Des leçons à retenir du congrès

Beaucoup de choses ont été dites à propos du nouveau chef du Parti progressiste-conservateur du N.-B., Blaine Higgs. Plusieurs leçons restent à tirer de sa victoire, mais aussi de la façon dont elle a été obtenue.

Défaite du favori. Même s’il est un ancien ministre des Finances, Blaine Higgs n’était pas le favori au début de la course. Ce titre revenait à Mel Norton, maire sortant de Saint-Jean. Jeune, bilingue, moderne, il semblait être le tonique dont a besoin le PC pour défaire Brian Gallant, sortir de l’opposition et repartir à la conquête des régions francophones qui boudent désormais le parti.

Ce n’est qu’en fin de campagne qu’il est apparu clair que M. Higgs avait le vent dans les voiles. On peut deviner qu’il est devenu un choix de compromis pour les militants qui n’avaient pas confiance en M. Norton et Monica Barley, d’une part, mais qui ne voulaient pas se jeter dans les bras du controversé Jake Stewart, d’autre part.

Son sérieux et sa volonté de remettre les finances en ordre – un thème toujours populaire chez la base militante de cette formation – ont aussi joué en sa faveur.

Quant à Mel Norton, il ne faudrait pas se surprendre qu’il soit candidat aux prochaines élections.

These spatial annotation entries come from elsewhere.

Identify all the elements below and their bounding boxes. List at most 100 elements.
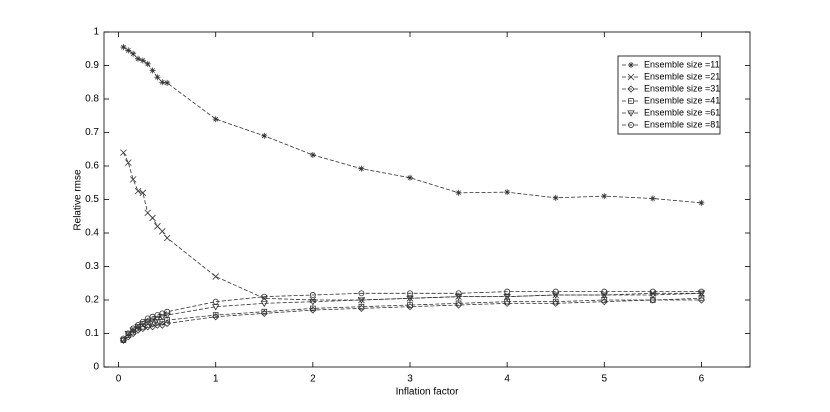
marker	[163, 312, 171, 319]
marker	[650, 297, 656, 303]
marker	[455, 189, 462, 196]
marker	[159, 228, 166, 235]
marker	[455, 300, 462, 307]
y-tick-label: 0	[93, 362, 99, 373]
marker	[125, 47, 132, 54]
marker	[261, 293, 268, 300]
y-tick-label: 0.5	[85, 194, 99, 205]
marker	[260, 300, 268, 308]
marker	[261, 132, 268, 139]
marker	[310, 305, 316, 312]
marker	[600, 292, 608, 299]
x-tick-label: 3	[407, 374, 413, 385]
marker	[627, 85, 635, 93]
marker	[628, 98, 634, 104]
marker	[552, 298, 559, 305]
marker	[552, 288, 559, 295]
series-line	[123, 152, 702, 301]
y-tick-label: 0.6	[85, 161, 99, 172]
marker	[134, 187, 142, 195]
marker	[120, 149, 127, 156]
legend-box	[617, 55, 721, 135]
y-tick-label: 0.3	[85, 261, 99, 272]
marker	[309, 151, 316, 158]
marker	[149, 67, 156, 74]
marker	[358, 303, 365, 310]
marker	[148, 317, 157, 324]
series-line	[123, 46, 702, 204]
marker	[154, 74, 161, 81]
marker	[552, 194, 559, 201]
marker	[649, 195, 656, 202]
legend-label: Ensemble size =11	[644, 59, 720, 69]
marker	[139, 189, 147, 197]
marker	[125, 330, 132, 337]
x-tick-label: 5	[602, 374, 608, 385]
marker	[627, 73, 635, 81]
x-tick-label: 0	[116, 374, 122, 385]
marker	[357, 297, 366, 304]
marker	[153, 315, 162, 323]
y-tick-label: 0.8	[85, 94, 99, 105]
marker	[698, 295, 705, 302]
marker	[124, 331, 132, 338]
marker	[164, 308, 171, 315]
marker	[407, 174, 413, 181]
legend-label: Ensemble size =61	[644, 107, 720, 117]
marker	[164, 317, 170, 323]
marker	[358, 290, 365, 297]
marker	[649, 288, 656, 295]
y-tick-label: 0.1	[85, 328, 99, 339]
marker	[159, 79, 166, 86]
marker	[135, 322, 141, 329]
series-line	[123, 291, 702, 339]
y-tick-label: 1	[93, 27, 99, 38]
marker	[407, 290, 413, 297]
y-tick-label: 0.4	[85, 228, 99, 239]
marker	[212, 273, 219, 280]
marker	[120, 44, 127, 51]
marker	[504, 288, 511, 295]
marker	[158, 314, 166, 321]
y-tick-label: 0.9	[85, 60, 99, 71]
marker	[149, 214, 156, 222]
marker	[212, 312, 219, 318]
marker	[139, 57, 146, 64]
marker	[649, 292, 657, 299]
marker	[163, 234, 171, 242]
marker	[601, 297, 608, 303]
marker	[144, 319, 152, 326]
marker	[601, 288, 608, 295]
y-tick-label: 0.2	[85, 295, 99, 306]
marker	[504, 189, 511, 196]
marker	[159, 318, 166, 325]
marker	[125, 159, 132, 166]
legend-label: Ensemble size =41	[644, 95, 720, 105]
marker	[698, 288, 705, 295]
x-tick-label: 6	[699, 374, 705, 385]
marker	[212, 298, 219, 305]
marker	[358, 165, 365, 172]
marker	[309, 299, 317, 306]
series-line	[123, 299, 702, 341]
x-tick-label: 2	[310, 374, 316, 385]
marker	[309, 292, 316, 298]
y-tick-label: 0.7	[85, 127, 99, 138]
marker	[454, 294, 463, 301]
legend-label: Ensemble size =31	[644, 83, 720, 93]
marker	[552, 292, 560, 299]
marker	[130, 325, 137, 332]
x-tick-label: 1	[213, 374, 219, 385]
legend-label: Ensemble size =81	[644, 119, 720, 129]
marker	[504, 298, 510, 305]
y-axis-label: Relative rmse	[73, 169, 84, 231]
marker	[627, 110, 635, 117]
x-axis-label: Inflation factor	[396, 387, 459, 398]
legend: Ensemble size =11 Ensemble size =21 Ensemb…	[617, 55, 721, 135]
marker	[212, 116, 219, 123]
marker	[130, 50, 137, 57]
marker	[139, 318, 146, 325]
marker	[601, 193, 608, 200]
marker	[698, 199, 705, 206]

Advenant que le scénario d’un raz-de-marée libéral suivi de la démission de M. Higgs devienne réalité, il serait de facto le favori pour la succession.

Interminable. Le congrès a été beaucoup plus long que prévu, au point où des milliers de militants ont quitté les lieux après le premier tour. La situation a favorisé Blaine Higgs, qui avait rapidement pris une forte avance. Il est difficile de convaincre des militants épuisés ou en colère de rester voter quand les chances de victoire s’amenuisent. Un problème que n’avait pas l’éventuel vainqueur.

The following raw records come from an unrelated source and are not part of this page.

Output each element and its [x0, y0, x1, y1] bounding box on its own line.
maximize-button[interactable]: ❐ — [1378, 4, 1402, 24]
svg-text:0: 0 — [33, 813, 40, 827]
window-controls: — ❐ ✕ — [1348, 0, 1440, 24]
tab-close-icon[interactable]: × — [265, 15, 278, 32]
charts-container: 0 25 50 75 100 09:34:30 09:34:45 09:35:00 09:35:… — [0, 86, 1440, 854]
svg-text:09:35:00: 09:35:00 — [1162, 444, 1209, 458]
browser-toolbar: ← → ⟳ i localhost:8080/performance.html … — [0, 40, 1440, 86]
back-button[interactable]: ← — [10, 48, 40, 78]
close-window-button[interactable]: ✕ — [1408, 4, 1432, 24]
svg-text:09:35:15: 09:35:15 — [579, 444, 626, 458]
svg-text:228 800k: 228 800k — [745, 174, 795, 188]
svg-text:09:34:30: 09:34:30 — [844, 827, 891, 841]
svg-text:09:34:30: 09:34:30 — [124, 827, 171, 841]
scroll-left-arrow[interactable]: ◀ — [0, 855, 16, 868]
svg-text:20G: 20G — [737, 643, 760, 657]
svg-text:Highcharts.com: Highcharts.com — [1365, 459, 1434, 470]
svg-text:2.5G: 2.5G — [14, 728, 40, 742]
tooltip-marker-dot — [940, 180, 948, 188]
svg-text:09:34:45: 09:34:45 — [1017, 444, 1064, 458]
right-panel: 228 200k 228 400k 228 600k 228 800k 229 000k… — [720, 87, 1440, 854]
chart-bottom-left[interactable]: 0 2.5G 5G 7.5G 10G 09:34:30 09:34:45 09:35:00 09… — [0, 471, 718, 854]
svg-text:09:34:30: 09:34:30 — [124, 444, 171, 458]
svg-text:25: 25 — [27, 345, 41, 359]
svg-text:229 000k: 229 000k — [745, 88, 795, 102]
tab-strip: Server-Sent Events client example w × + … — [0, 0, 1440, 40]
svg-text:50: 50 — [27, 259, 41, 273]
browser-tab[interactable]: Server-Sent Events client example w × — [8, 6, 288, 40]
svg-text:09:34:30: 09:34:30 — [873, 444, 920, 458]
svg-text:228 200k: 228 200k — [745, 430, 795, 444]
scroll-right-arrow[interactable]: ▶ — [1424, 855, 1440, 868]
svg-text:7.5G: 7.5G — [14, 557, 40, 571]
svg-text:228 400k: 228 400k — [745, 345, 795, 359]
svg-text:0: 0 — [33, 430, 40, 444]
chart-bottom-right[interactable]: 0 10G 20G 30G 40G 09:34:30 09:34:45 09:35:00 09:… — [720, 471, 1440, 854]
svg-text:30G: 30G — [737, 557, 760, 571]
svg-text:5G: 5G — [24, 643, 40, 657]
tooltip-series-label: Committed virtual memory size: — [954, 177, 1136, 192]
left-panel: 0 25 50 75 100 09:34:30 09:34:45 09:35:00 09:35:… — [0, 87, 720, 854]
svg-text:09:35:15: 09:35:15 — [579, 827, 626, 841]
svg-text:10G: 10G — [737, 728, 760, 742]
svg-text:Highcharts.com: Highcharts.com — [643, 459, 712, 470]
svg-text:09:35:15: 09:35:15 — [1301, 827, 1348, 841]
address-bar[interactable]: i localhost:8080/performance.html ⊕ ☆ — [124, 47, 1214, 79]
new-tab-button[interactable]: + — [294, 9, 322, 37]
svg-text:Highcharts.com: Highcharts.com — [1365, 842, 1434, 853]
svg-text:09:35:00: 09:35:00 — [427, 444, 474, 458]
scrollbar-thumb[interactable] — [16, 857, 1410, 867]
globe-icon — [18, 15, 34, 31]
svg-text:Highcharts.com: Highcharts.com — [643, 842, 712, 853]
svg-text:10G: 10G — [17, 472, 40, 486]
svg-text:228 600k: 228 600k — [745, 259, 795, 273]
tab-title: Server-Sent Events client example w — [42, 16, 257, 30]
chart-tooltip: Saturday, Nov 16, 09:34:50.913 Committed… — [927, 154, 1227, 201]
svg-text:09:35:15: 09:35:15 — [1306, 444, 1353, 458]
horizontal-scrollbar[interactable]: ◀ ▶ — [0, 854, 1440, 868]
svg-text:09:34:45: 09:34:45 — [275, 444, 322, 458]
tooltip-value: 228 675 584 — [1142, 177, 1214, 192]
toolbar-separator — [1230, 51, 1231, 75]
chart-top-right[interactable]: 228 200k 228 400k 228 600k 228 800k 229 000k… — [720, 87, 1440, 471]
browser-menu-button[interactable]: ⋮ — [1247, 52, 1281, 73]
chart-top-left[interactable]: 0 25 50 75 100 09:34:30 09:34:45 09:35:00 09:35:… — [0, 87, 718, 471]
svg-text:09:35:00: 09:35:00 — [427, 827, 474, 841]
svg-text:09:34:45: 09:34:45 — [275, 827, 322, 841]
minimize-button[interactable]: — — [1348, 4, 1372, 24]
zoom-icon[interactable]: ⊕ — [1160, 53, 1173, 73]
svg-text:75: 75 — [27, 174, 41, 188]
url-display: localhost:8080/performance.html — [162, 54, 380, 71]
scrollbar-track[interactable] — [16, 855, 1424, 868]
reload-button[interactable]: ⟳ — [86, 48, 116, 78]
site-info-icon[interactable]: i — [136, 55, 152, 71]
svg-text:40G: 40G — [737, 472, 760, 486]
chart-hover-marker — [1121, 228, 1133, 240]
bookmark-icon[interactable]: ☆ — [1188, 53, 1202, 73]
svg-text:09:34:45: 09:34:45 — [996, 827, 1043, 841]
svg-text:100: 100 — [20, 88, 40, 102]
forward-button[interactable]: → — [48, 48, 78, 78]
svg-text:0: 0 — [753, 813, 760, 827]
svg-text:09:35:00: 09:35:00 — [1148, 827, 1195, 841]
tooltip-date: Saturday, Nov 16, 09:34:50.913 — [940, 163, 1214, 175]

Intolérants minoritaires. Le candidat Jake Stewart, qui a fait campagne contre les droits linguistiques des francophones, a obtenu 12,8% des votes au premier tour de scrutin. C’est beaucoup et c’est peu.

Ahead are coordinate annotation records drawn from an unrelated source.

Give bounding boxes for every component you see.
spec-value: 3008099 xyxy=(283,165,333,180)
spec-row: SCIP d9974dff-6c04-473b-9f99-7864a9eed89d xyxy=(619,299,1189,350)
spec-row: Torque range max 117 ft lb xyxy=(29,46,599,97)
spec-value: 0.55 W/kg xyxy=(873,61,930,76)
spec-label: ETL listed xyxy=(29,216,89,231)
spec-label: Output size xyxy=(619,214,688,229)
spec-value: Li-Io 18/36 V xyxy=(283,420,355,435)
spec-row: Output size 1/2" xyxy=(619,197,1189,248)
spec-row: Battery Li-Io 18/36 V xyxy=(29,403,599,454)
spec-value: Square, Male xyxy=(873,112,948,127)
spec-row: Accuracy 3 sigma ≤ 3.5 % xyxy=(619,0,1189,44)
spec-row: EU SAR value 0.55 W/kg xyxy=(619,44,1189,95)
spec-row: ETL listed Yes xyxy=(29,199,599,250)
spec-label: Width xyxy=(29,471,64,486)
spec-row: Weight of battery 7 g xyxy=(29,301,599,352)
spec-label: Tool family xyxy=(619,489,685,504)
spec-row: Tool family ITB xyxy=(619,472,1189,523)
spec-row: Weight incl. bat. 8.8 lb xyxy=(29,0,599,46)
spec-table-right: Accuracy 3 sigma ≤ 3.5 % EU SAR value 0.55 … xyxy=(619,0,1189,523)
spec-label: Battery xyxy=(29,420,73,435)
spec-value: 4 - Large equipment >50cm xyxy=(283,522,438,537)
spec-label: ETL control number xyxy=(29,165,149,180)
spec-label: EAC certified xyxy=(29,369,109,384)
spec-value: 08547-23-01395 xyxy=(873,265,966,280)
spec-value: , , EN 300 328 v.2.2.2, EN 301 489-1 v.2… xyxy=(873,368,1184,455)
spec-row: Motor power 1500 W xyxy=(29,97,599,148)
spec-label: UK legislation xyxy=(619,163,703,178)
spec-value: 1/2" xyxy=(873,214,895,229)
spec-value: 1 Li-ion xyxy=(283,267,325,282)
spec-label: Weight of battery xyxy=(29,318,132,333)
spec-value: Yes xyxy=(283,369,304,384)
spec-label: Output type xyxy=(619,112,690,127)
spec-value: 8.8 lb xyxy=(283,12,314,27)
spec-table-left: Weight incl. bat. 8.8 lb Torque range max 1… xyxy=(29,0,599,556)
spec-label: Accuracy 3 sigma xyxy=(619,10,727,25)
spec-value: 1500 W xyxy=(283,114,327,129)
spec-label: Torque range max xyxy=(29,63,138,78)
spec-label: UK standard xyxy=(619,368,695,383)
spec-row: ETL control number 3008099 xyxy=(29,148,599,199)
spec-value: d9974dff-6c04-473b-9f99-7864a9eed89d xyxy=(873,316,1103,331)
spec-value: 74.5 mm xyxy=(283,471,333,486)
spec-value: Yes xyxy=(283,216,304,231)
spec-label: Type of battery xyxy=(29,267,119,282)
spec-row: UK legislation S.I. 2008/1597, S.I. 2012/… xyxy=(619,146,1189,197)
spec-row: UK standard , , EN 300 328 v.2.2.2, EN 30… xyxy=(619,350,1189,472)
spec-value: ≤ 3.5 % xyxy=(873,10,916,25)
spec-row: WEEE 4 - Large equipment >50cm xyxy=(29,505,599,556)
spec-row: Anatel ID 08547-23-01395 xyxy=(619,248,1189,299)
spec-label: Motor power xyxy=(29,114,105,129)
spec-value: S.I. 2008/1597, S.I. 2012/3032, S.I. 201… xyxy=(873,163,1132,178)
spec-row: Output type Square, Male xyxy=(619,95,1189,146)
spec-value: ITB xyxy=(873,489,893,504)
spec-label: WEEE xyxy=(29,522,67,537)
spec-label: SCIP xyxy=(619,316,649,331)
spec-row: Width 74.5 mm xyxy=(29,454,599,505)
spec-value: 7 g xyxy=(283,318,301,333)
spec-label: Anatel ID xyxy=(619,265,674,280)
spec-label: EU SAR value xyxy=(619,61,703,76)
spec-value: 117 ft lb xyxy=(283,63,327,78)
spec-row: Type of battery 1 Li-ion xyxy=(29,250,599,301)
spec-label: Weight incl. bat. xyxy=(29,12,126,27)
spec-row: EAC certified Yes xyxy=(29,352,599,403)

S’il est toujours inquiétant de constater que des centaines de personnes ont choisi d’appuyer l’intolérance, il importe de mettre ce chiffre en perspective.

Le congrès, après tout, accueillait les conservateurs les plus militants. Or, même dans ce groupe mobilisé, à peine un peu plus d’un votant sur 10 a voté pour M. Stewart. On parle ici d’une minorité – bruyante, certes – mais qui ne représente pas une force au sein du parti. Blaine Higgs serait suicidaire de s’appuyer sur l’équipe Stewart pour élaborer ses politiques linguistiques.

Le pacte. Monica Barley, une Acadienne, avocate et diplômée de l’Université de Moncton, s’est alliée après le premier tour à Jake Stewart dans l’espoir d’aller chercher les votes qui lui manquaient pour l’emporter.

La stratégie lui a explosé en plein visage. Non seulement cet appui n’a rien changé à ses chances de succès, mais il a aussi ruiné son image politique. Mme Barley traîne désormais l’image d’une opportuniste qui n’hésite pas à aller contre les valeurs d’une bonne partie de la population si cela peut lui permettre de gagner quelques votes.

Elle n’a pas fini de devoir défendre ses propos sur l’assimilation (elle doute de son existence au N.-B.), sur la commissaire aux langues officielles (pas assez rassembleuse à son goût) et bien sûr son alliance avec Jake Stewart.

L’humiliation. Jean Dubé a peut-être livré la pire campagne à la direction de l’histoire du PC. Il s’est mis à dos l’establishment et a confirmé sa candidature sur le tard, avant de se retrouver pratiquement fin seul dans son coin le soir fatidique. Il n’a obtenu que 0,7% des voix.

Seul bon coup de sa part, il a été le premier à joindre le camp Higgs. Mais même là, avec aussi peu d’appuis, il est peu probable que le vainqueur auquel il s’est rallié se donne la peine de lui accorder une place parmi ses personnes de confiance. Plusieurs autres ont contribué, dans les coulisses, de façon beaucoup plus décisive à l’issue du congrès.

Défi de rassembler. Blaine Higgs ne semble pas particulièrement apprécié de ceux qui le connaissent pourtant le mieux, soit ses collègues de travail. Il n’avait l’appui avant le congrès que de trois députés. Et ses principaux adversaires dans la course à la direction (à l’exception notable de Mike Allen) ont d’abord eu le réflexe de joindre Monica Barley et Mel Norton.

Avant de convaincre la population du Nouveau-Brunswick qu’il est l’homme de la situation, il devra d’abord séduire son propre caucus. Un premier test pour celui qui dit vouloir unir son parti et «donner priorité à la province avant la politique».